Het stroo heeft dit nog voor op verf, dat het goedkooper is, beter beschut tegen warmte en koude, de uitstraling vergemakkelijkt en dat stroo, hetwelk reeds 5 jaren om de kasten heeft gezeten, nog geen reparatie noodig had, tevens kan men voor de kasten ongeschaafd hout, zooals van kisten enz. gebruiken, zonder dat het uiterlijk er door wordt geschaad. Nu ik toch aan 't schrijven ben geraakt, en dat gebeurt niet gemakkelijk, wil ik nog iets meedeelen naar aanleiding van een opstel in 't Meinummer:

Toen ik het vorige jaar te Eerbeek op de markt was met honing en ook kasten, was daar een imker, die zich boven die kleine kasten verheven gevoelde en er minachtend de schouders over ophaalde, terwijl hij zoo iets mompelde van kleppermanswerk. Niet, dat mij dat iets schelen kon, maar kom eens bij een ouden stabilist met een Dadant. "Wat een bak! ze verdrinken er in" is 't eerste wat men hoort en verder wil men er niets van weten, hoogstens luistert men naar al het opgehemel.

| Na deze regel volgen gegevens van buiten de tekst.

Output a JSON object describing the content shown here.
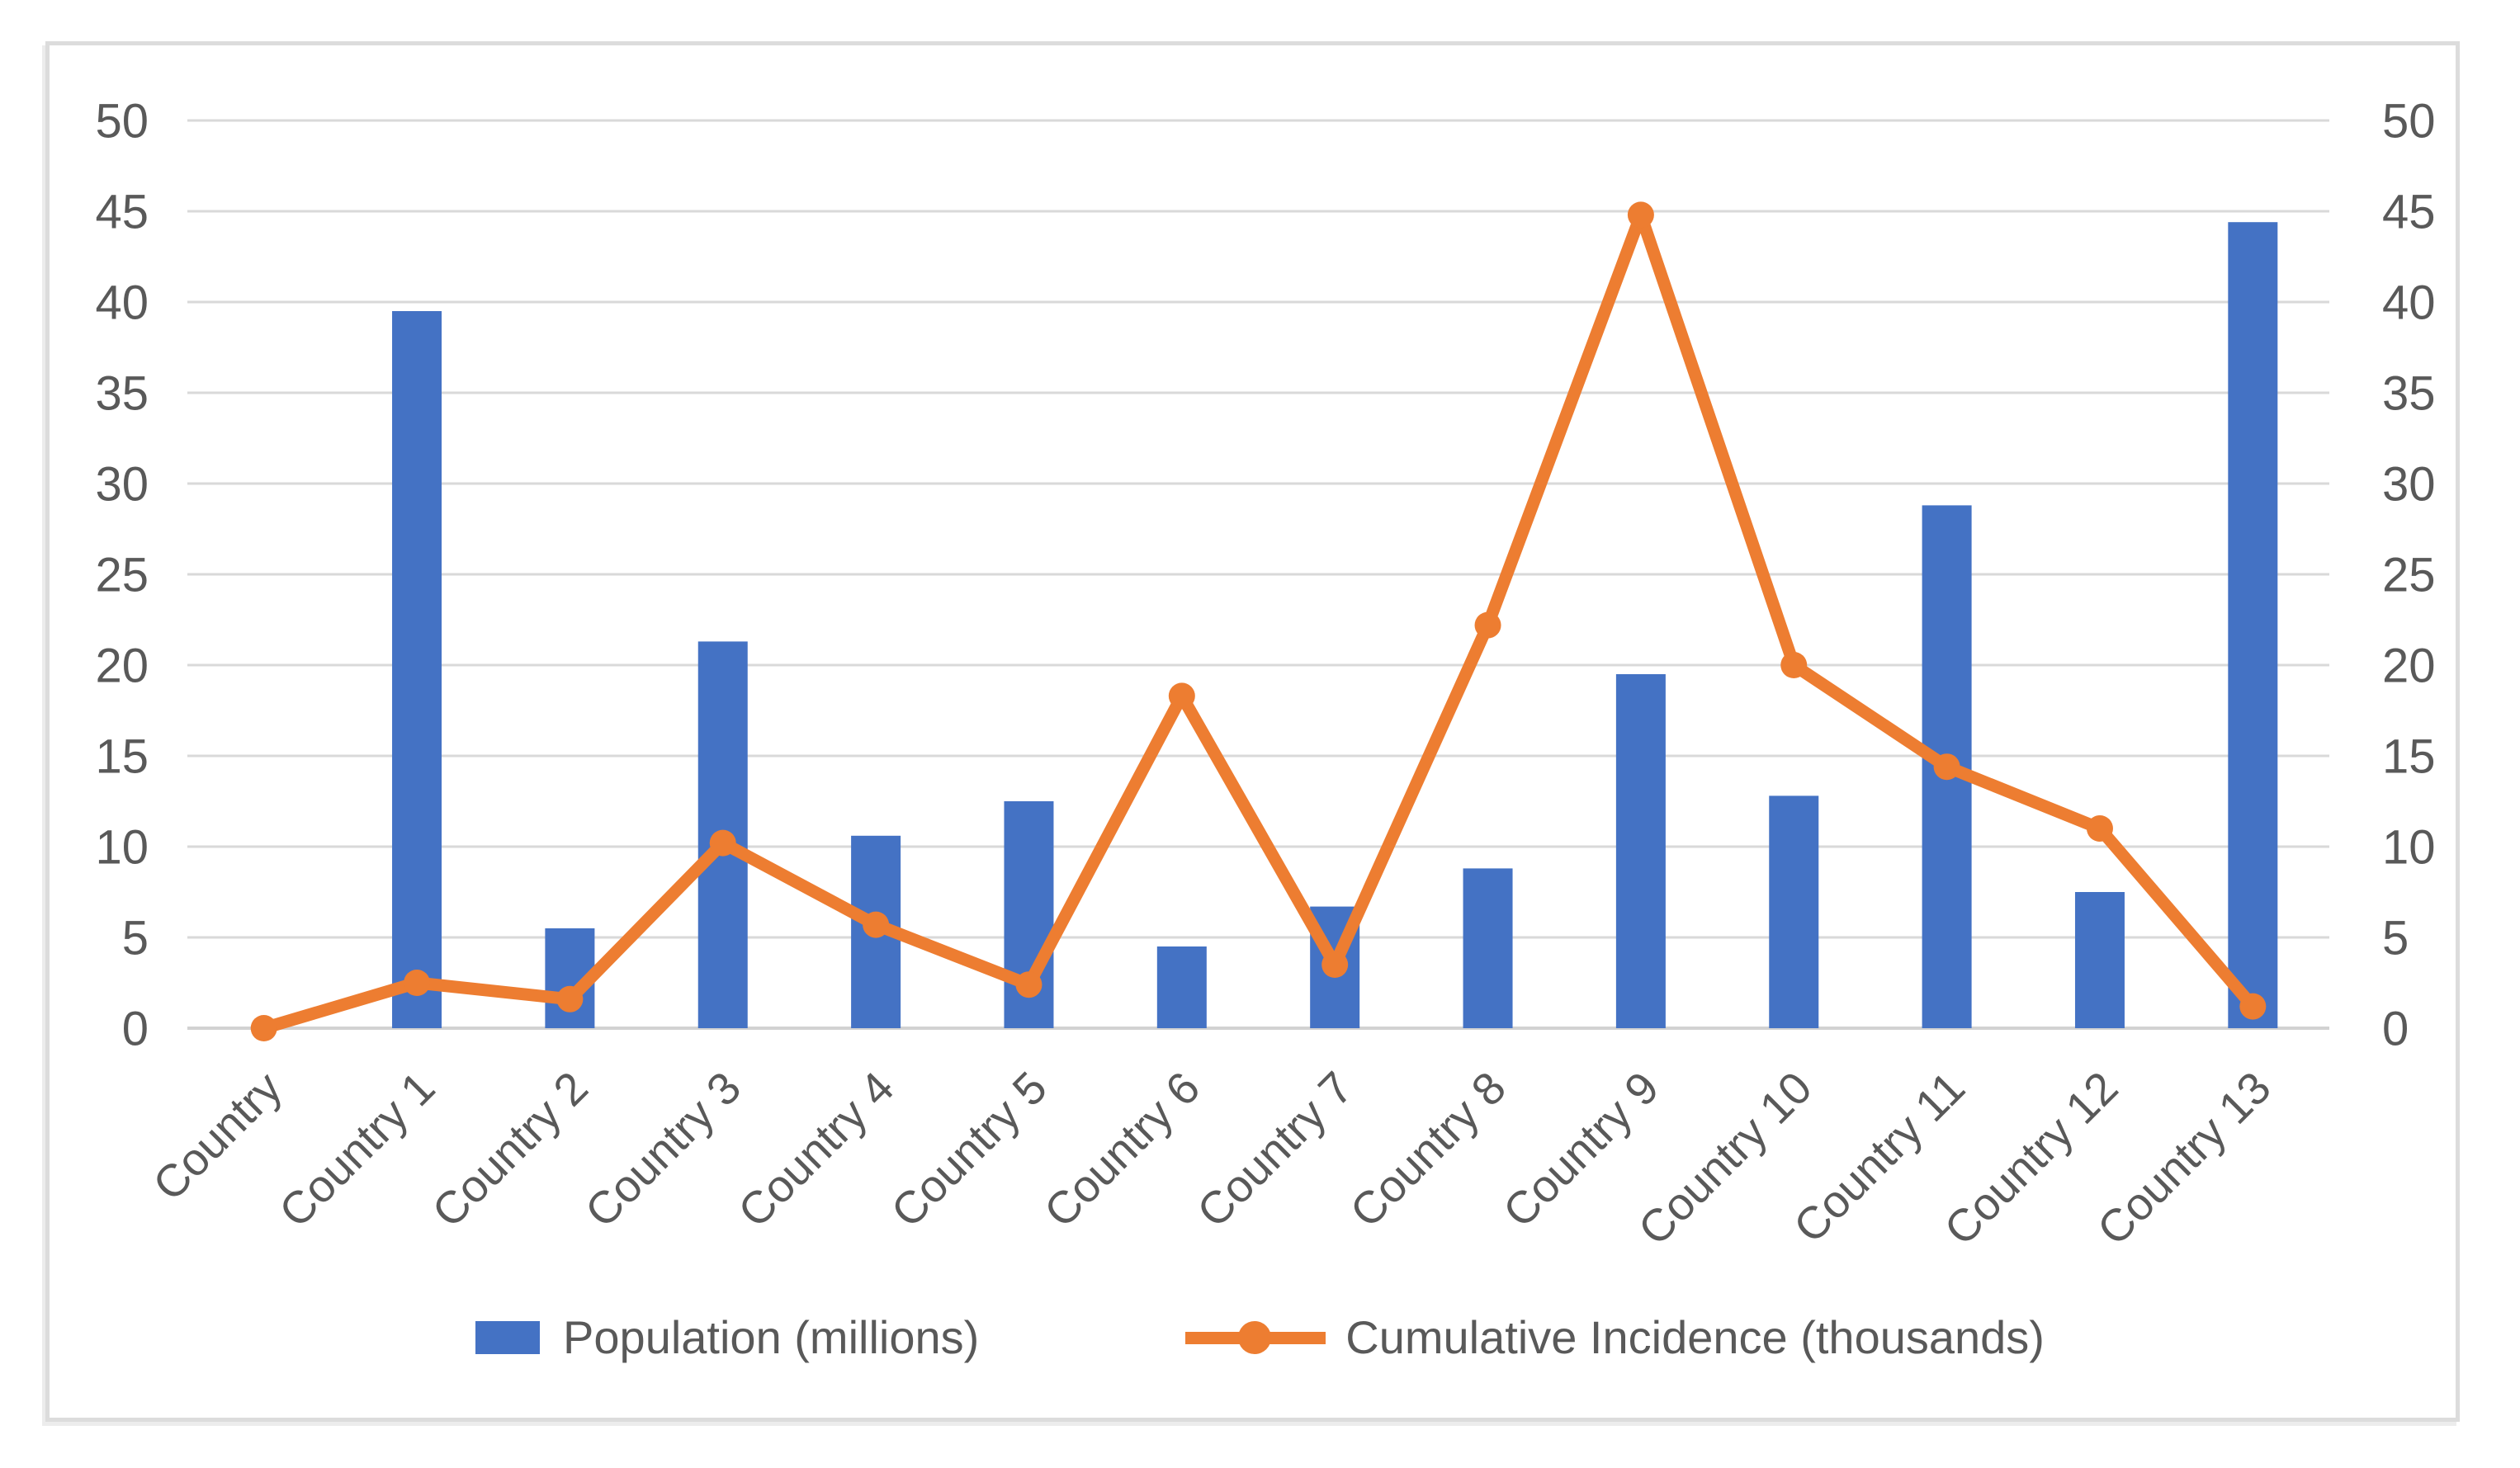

Geef eerst een stabilist een boogkorf of kleine kast, want evenmin als een landbouwer, die altijd met de zeis zijn oogst heeft binnen gehaald, zoo maar voetstoots een maaimachine aanschaft, zal een vaste-bouwer, die met een, naar verhouding, kleine Lunenburger heeft gewerkt een Dadant nemen, die in zijn oogen veel te ruim is.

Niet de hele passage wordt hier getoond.